Today, the conservative majority of the Supreme Court formally overturned Roe v. Wade, a reality I've been dreading since the Supreme Court took up the Dobbs v. Jackson Women’s Health Organization case last fall and a leaked draft of the Dobbs decision was released last month. According to The Guardian, 26 states “will outlaw abortion immediately or as soon as practicable” now that Roe v. Wade is overturned, immediately curtailing the reproductive choice of more than 135 million people.
What You Can Do
Because of the decision of the conservative majority on the Court, there will be more than 135 million people who may no longer have a choice when they face deadly risks to their health because of an unwanted pregnancy or traumatic birth. More than 135 million people who will no longer have a choice, period.
At the Sierra Club, we believe that all people deserve reproductive justice—what the reproductive justice organization Sister Song defines as “the human right to maintain personal bodily autonomy, have children, not have children, and parent the children we have in safe and sustainable communities.” Reproductive justice is a framework that asks us to look beyond access to abortion, important as that is, and consider what else limits reproductive freedom.

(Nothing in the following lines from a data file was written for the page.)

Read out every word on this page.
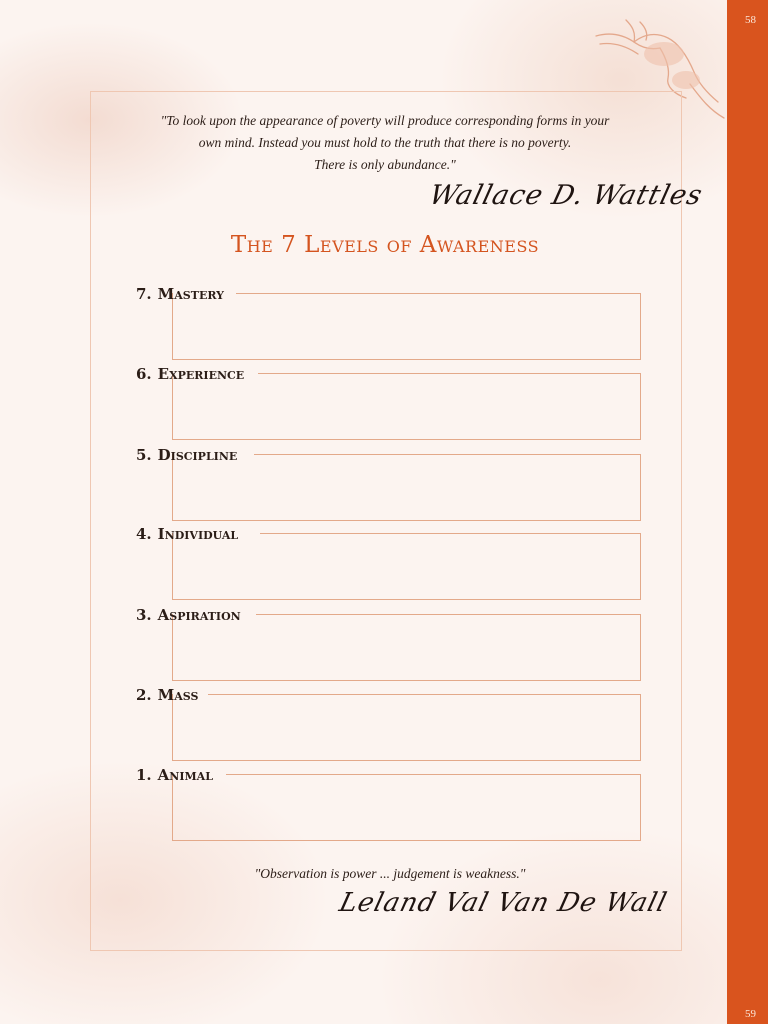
58
59
"To look upon the appearance of poverty will produce corresponding forms in your
own mind. Instead you must hold to the truth that there is no poverty.
There is only abundance."
Wallace D. Wattles
The 7 Levels of Awareness
7. Mastery
6. Experience
5. Discipline
4. Individual
3. Aspiration
2. Mass
1. Animal
"Observation is power ... judgement is weakness."
Leland Val Van De Wall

No one should ever be forced to choose between raising a child in a neighborhood with lead-tainted water, polluted air, and sweltering heat or not having a child. That is no choice at all.
But it's a reality many communities face nonetheless, especially if they are low-income, Black, Indigenous, or people of color. Pollution and climate hazards make pregnancy and fetal development riskier, and marginalized communities are likely to have more exposure to both. Pregnant people who live in communities close to oil and gas wells or chemical factories, for example, are more likely to have high-risk pregnancies, and give birth prematurely to babies who may face lifelong health and developmental challenges.
When oil and gas wells, chemical plants, and other parts of our fossil fuel system release climate pollution into the atmosphere, the impacts trickle down to pregnant people. Higher temperatures, air pollution, and smoke from wildfires are linked to higher rates of preterm births and stillbirths.
As with pollution, Black, Indigenous, and other pregnant people of color are disproportionately exposed to extreme heat and heat islands. We are more likely to come home to neighborhoods with fewer trees that offer shade, and more concrete surfaces that absorb heat. It’s one of the reasons Black women and other women of color more frequently have pregnancy outcomes that are so much worse than those of white women.
It’s not just that the Dobbs decision will have racially disparate impacts. As journalist Amy Westervelt writes, overturning Roe carries “distinct ecofascist undertones.” Ecofacism grows out of the “great replacement theory” which holds that white people are being deliberately replaced by immigrants, Jews, and non-white people, and that immigrants are responsible for environmental destruction, when the truth is that the responsibility lies with polluting megacorporations and our elected officials who enable environmental destruction. In this twisted worldview, eliminating abortion will replenish what Justice Alito refers to as the “domestic supply of infants”—particularly white infants—so white racial dominance can continue.
The Sierra Club is committed to rising with our allies to counter the hateful ideology of ecofascism, and ensure reproductive justice for all. We know that every person deserves the right to live in healthy, clean, and safe communities with access to healthcare. While we’re not a reproductive rights organization, we will follow the lead of those who are. The Sierra Club will continue to tackle the pieces of the problem that we’re uniquely well-positioned to solve: The fact that extreme heat, pollution, and climate disasters reduce our choices around when and how we wish to raise a child, and ecofascist ideologies seek to do the same. Environmental justice is a key part of reproductive justice.